The surprise defection of Sens. Mike Lee (R-UT) and Jerry Moran (R-KS) dealt a massive blow to Majority Leader Mitch McConnell's leadership, not to mention throwing a spanner into his Trumpcare works. McConnell being McConnell, he's fighting back by promising he's going to force his caucus to vote on this damned thing, anyway.
"Regretfully, it is now apparent that the effort to repeal and immediately replace the failure of Obamacare will not be successful. So, in the coming days, the Senate will vote to take up ... a repeal of Obamacare with a two-year delay to provide for a stable transition period to a patient-centered health care system that gives Americans access to quality, affordable health care."
The plan is to bring the House Trumpcare bill, which the Senate hates, to a procedural vote with the promise that he will then replace it with that simple repeal. He got Lee on that one, who says he'll go ahead and vote for the motion to proceed on this so that he can get to the straight across repeal vote. So McConnell might actually get the Trumpcare bill to the floor, if enough other hard-right conservatives go with it and the moderates totally cave. Which doesn't seems likely.
He was giving the conservatives the chance to vote on a straight-up repeal. But first they would have to record their vote for a House bill they loathe. There would be no guarantee that the amendment to repeal would pass — and no guarantee that other, less welcoming amendments would fail.

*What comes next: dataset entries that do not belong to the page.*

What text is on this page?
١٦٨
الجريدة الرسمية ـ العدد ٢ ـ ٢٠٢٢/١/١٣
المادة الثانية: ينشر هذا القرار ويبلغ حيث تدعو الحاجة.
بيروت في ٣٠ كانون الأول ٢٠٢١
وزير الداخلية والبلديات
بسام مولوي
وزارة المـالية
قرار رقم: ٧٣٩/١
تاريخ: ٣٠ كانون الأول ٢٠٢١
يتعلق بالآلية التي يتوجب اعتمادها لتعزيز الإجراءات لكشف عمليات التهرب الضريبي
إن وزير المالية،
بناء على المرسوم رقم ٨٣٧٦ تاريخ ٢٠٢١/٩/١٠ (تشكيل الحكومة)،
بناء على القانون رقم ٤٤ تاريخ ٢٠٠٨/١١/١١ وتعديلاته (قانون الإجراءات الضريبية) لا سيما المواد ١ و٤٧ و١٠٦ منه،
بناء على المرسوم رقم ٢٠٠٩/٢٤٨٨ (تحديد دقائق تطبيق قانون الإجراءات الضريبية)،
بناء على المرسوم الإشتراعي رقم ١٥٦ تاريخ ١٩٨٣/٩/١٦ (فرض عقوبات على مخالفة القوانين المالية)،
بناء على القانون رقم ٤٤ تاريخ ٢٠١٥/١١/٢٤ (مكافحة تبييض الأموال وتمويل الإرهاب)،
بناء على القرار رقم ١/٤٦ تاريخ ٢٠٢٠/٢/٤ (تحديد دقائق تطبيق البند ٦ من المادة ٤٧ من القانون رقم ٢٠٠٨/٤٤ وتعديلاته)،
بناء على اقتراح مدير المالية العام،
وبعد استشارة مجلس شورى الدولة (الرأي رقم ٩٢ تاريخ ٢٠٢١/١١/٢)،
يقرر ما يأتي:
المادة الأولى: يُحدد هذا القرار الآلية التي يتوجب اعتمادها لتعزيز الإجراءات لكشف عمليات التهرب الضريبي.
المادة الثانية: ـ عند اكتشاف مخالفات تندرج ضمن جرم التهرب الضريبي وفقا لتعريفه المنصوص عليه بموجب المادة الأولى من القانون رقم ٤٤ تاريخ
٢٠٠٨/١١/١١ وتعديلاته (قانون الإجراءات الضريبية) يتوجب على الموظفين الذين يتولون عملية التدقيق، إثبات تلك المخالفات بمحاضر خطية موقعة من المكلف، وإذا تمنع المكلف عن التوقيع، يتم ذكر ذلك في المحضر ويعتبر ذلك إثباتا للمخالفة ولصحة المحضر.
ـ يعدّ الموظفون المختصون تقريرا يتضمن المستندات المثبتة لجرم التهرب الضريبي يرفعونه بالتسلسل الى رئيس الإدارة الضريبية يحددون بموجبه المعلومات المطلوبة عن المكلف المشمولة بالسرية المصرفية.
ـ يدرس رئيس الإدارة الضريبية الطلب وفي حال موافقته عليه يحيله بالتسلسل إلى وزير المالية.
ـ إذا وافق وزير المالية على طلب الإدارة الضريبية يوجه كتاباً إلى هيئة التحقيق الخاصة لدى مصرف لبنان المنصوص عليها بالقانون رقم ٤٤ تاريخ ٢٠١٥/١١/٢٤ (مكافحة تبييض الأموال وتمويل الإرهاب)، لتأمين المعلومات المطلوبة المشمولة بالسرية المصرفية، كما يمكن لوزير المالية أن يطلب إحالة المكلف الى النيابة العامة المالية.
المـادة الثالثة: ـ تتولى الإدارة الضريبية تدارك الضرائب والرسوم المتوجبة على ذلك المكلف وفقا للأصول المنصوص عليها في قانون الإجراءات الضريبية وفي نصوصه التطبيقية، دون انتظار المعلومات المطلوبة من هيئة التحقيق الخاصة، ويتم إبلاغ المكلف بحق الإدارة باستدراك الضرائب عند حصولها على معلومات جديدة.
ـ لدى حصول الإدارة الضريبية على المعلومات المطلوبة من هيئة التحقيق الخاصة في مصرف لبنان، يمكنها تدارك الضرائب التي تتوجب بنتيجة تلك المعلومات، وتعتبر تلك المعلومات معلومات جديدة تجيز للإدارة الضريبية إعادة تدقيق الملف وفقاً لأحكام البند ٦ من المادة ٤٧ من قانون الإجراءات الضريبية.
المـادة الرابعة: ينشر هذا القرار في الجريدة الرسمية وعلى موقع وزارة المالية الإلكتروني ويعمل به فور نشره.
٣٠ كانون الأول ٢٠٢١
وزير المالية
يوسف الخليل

If hard-right conservative senators vote no to starting debate and the effort quickly collapses, McConnell can come back at them and blame them. He is likely to try shifting the blame onto others, and he has given himself a new talking point to counter the "clean repeal" crowd—including President Trump. […]
Even if the Senate got to a clean repeal vote, it wouldn’t be likely to pass. Moderates are petrified of voting for repeal-only legislation. Even some conservatives suggested Monday that the better idea is to completely start over again with a new effort led by the committees. So why would the conservatives go out on a limb for something that isn’t expected to actually become law? And if they do, why would the moderates join them in voting to proceed to debate on something they don’t like?
Daily Kos readers have made over 30,000 constituent calls to Senate Republicans in the last month opposing Trumpcare, and it worked. But McConnell is still fighting, so we have to, too. If you live in a state with a Senate Republican, you can call, too! Call your senator at (202) 224-3121, tell them NO WAY to taking health insurance away from millions. Then, tell us how it went.
Can this happen, under the reconciliation rules, with 50 votes (plus VP Mike Pence's for the majority)? Theoretically, they could repeal Medicaid expansion, the tax subsidies for Obamacare premiums, the taxes in the bill. In short, everything to do with revenue and spending. They couldn't repeal all the requirements on insurers to take all comers, the essential health benefits, etc. Which means that if they get rid of the subsidies but still require that insurers cover sick people, premiums will become unaffordable for most people and then you'll have the death spiral, and millions of people losing insurance. Which all the moderates are totally freaked out about voting for.
McConnell's gambit probably won't work, but that means we don't keep up the pressure on Republicans. First, we need to make sure that repeal simply doesn't happen. Second, we have to make McConnell's humiliation complete.